Studies neural circuits in the brain and associated behavioral abnormalities.
The Kumar lab studies motivational reward pathways whose misregulation lead to behavioral abnormalities including addiction, attention deficit and hyperactivity disorder and depression. We use two functional genomics approaches in mice - forward genetic ethylnitrosourea (ENU) mutagenesis screens and quantitative trait loci (QTL) analysis - to identify genes and pathways that regulate these behaviors. Powerful and unbiased, forward genetic approaches make no a priori assumptions and only require a clear well-defined assay for gene discovery.
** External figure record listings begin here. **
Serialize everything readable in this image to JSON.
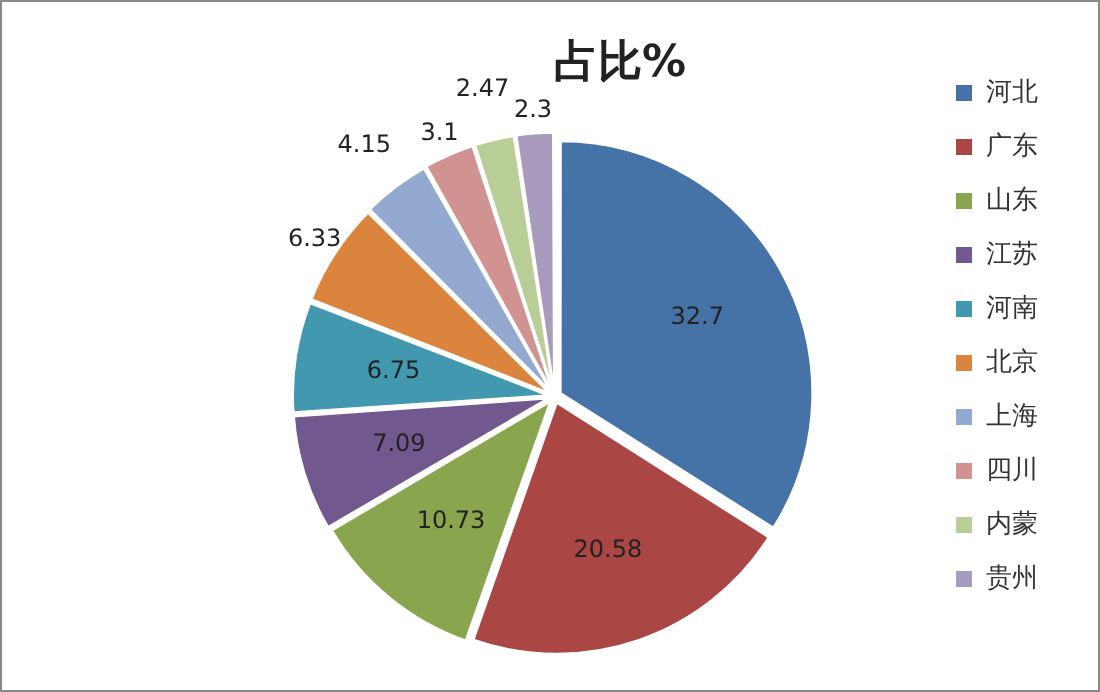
{
  "chart_data": {
    "type": "pie",
    "title": "占比%",
    "categories": [
      "河北",
      "广东",
      "山东",
      "江苏",
      "河南",
      "北京",
      "上海",
      "四川",
      "内蒙",
      "贵州"
    ],
    "values": [
      32.7,
      20.58,
      10.73,
      7.09,
      6.75,
      6.33,
      4.15,
      3.1,
      2.47,
      2.3
    ],
    "colors": [
      "#4573a7",
      "#aa4644",
      "#89a54e",
      "#71588f",
      "#4298af",
      "#db843d",
      "#93a9cf",
      "#d19392",
      "#b9cd96",
      "#a99bbd"
    ],
    "data_labels": true,
    "legend": "right"
  }
}
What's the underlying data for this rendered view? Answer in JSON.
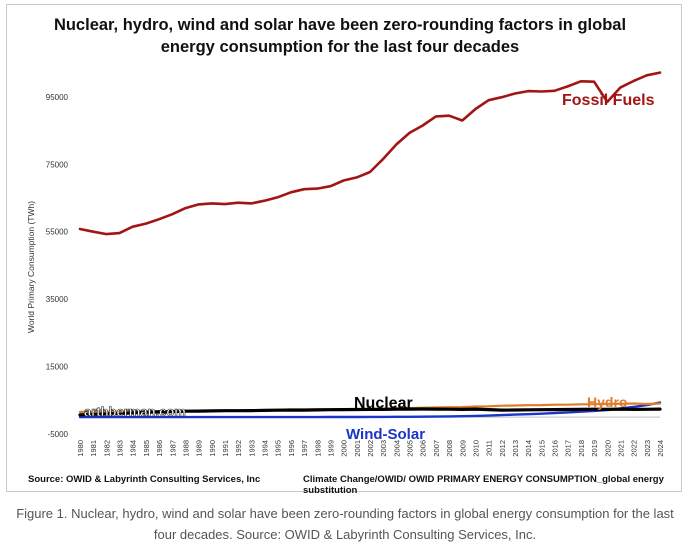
{
  "figure": {
    "source_left": "Source: OWID & Labyrinth Consulting Services, Inc",
    "source_right": "Climate Change/OWID/ OWID PRIMARY ENERGY CONSUMPTION_global energy substitution",
    "watermark": "arthberman.com",
    "caption": "Figure 1. Nuclear, hydro, wind and solar have been zero-rounding factors in global energy consumption for the last four decades. Source: OWID & Labyrinth Consulting Services, Inc."
  },
  "chart_data": {
    "type": "line",
    "title": "Nuclear, hydro, wind and solar have been zero-rounding factors in global energy consumption for the last four decades",
    "ylabel": "World Primary Consumption (TWh)",
    "xlabel": "",
    "ylim": [
      -5000,
      100000
    ],
    "yticks": [
      -5000,
      15000,
      35000,
      55000,
      75000,
      95000
    ],
    "x": [
      "1980",
      "1981",
      "1982",
      "1983",
      "1984",
      "1985",
      "1986",
      "1987",
      "1988",
      "1989",
      "1990",
      "1991",
      "1992",
      "1993",
      "1994",
      "1995",
      "1996",
      "1997",
      "1998",
      "1999",
      "2000",
      "2001",
      "2002",
      "2003",
      "2004",
      "2005",
      "2006",
      "2007",
      "2008",
      "2009",
      "2010",
      "2011",
      "2012",
      "2013",
      "2014",
      "2015",
      "2016",
      "2017",
      "2018",
      "2019",
      "2020",
      "2021",
      "2022",
      "2023",
      "2024"
    ],
    "grid": false,
    "legend": "none",
    "series": [
      {
        "name": "Fossil Fuels",
        "color": "#a31515",
        "values": [
          55800,
          55000,
          54300,
          54600,
          56500,
          57400,
          58700,
          60200,
          62000,
          63100,
          63400,
          63200,
          63600,
          63400,
          64200,
          65200,
          66700,
          67600,
          67800,
          68500,
          70200,
          71100,
          72700,
          76600,
          80900,
          84300,
          86500,
          89200,
          89400,
          88000,
          91400,
          94000,
          94900,
          96000,
          96700,
          96600,
          96800,
          98100,
          99600,
          99500,
          93500,
          97800,
          99700,
          101400,
          102200
        ]
      },
      {
        "name": "Nuclear",
        "color": "#000000",
        "values": [
          700,
          850,
          950,
          1050,
          1250,
          1450,
          1550,
          1650,
          1750,
          1800,
          1850,
          1900,
          1920,
          1950,
          2000,
          2050,
          2120,
          2100,
          2150,
          2200,
          2250,
          2280,
          2300,
          2300,
          2380,
          2400,
          2420,
          2380,
          2350,
          2300,
          2380,
          2250,
          2100,
          2120,
          2170,
          2200,
          2230,
          2260,
          2300,
          2350,
          2300,
          2400,
          2300,
          2330,
          2400
        ]
      },
      {
        "name": "Hydro",
        "color": "#e07b2a",
        "values": [
          1550,
          1600,
          1620,
          1680,
          1720,
          1750,
          1780,
          1800,
          1850,
          1870,
          1900,
          1960,
          1980,
          2050,
          2080,
          2180,
          2250,
          2290,
          2300,
          2320,
          2380,
          2350,
          2400,
          2450,
          2580,
          2680,
          2800,
          2850,
          2950,
          2980,
          3150,
          3220,
          3380,
          3450,
          3550,
          3580,
          3680,
          3700,
          3800,
          3850,
          3950,
          3950,
          4050,
          3900,
          4050
        ]
      },
      {
        "name": "Wind-Solar",
        "color": "#1a35c7",
        "values": [
          0,
          0,
          0,
          0,
          0,
          0,
          0,
          0,
          0,
          0,
          5,
          7,
          9,
          11,
          13,
          16,
          19,
          22,
          26,
          32,
          40,
          48,
          60,
          72,
          90,
          110,
          140,
          175,
          230,
          290,
          360,
          470,
          600,
          740,
          860,
          1020,
          1200,
          1400,
          1620,
          1850,
          2120,
          2550,
          3050,
          3560,
          4350
        ]
      }
    ],
    "annotations": [
      {
        "text": "Fossil Fuels",
        "color": "#a31515"
      },
      {
        "text": "Nuclear",
        "color": "#000000"
      },
      {
        "text": "Hydro",
        "color": "#e07b2a"
      },
      {
        "text": "Wind-Solar",
        "color": "#1a35c7"
      }
    ]
  }
}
For circadian behavior, mutagenesis screens have identified core regulators of the autoregulatory feedback loop, such as Clock and Period. Although much is known about the circuitry that regulates motivation and reward behaviors, forward genetic approaches have not been widely applied to dissect these behaviors in mice. This leaves open the possibility of discovering novel genes, alleles and pathways that regulate these behaviors. Using high-throughput screening to discover mutants for acute cocaine response and open-field behavior, we have developed a collection of cocaine-response and open-field behavioral mutants that we are characterizing. We have genetically mapped three of these lines and are performing next-generation sequencing to identify the causative mutation. We have also used QTL analysis of two closely related mouse substrains to identify a novel gene, Cyfip2, that regulates cocaine response. Using genetics as its foundation, and a combination of biochemistry, physiology and imaging techniques, we dissect complex behavior in mammals.
As part of the NIH Neurogenomics project (Vitaterna, Pinto and Takahashi, 2007) we screened 10,000 mice per year for five years in six phenotypic domains. Vivek led the psychostimulant response screen in which acute response to cocaine was measured as a locomotor output assay. He developed a high throughput video-based screening facility capable of testing 96 mice per day with only one technician, in a 1.5 hour combined open-field and psychostimulant response assay. At UT Southwestern Vivek conducted a second-generation screen that had a 10-fold increase in detection of true positive mutants (Takahashi, Shimomura and Kumar, 2008, Kumar et. al., 2011). Through these two screens, the Kumar Lab has a panel of mutants that we are characterizing and positionally cloning. Some of the mutants are described at Kumarlab.org.
Utilizing quantitative genetics and positional cloning with two closely related mouse substrains, C57BL/6J (B6J – The Jackson Laboratory) and C57BL/6N (B6N – NIH), we have identified Cytoplasmic FMRP Interacting Protein 2 (Cyfip2) as a key regulator of cocaine response in mammals. This work has three major implications. First, we identified a mutation at the nucleotide level utilizing QTL analysis and provided genetic, biochemical and physiological evidence that CYFIP2 is a regulator of acute and sensitized cocaine response. Second, with over 20 commercially available C57BL/6 substrains, many with known behavioral differences, we describe a framework to utilize mouse substrains as a rich genetic source for discovering new genes and alleles that regulate behavior. If other substrains such as C3H/He and DBA/2 are included, hundreds of mouse substrains, many with known phenotypic differences, are available for analysis. Third, as the phenotyping phase of IKMC begins, care must be taken when comparing new behavioral data from B6N substrains with existing data from B6J, particularly for behavioral phenotypes (Kumar et. al., Science 2013).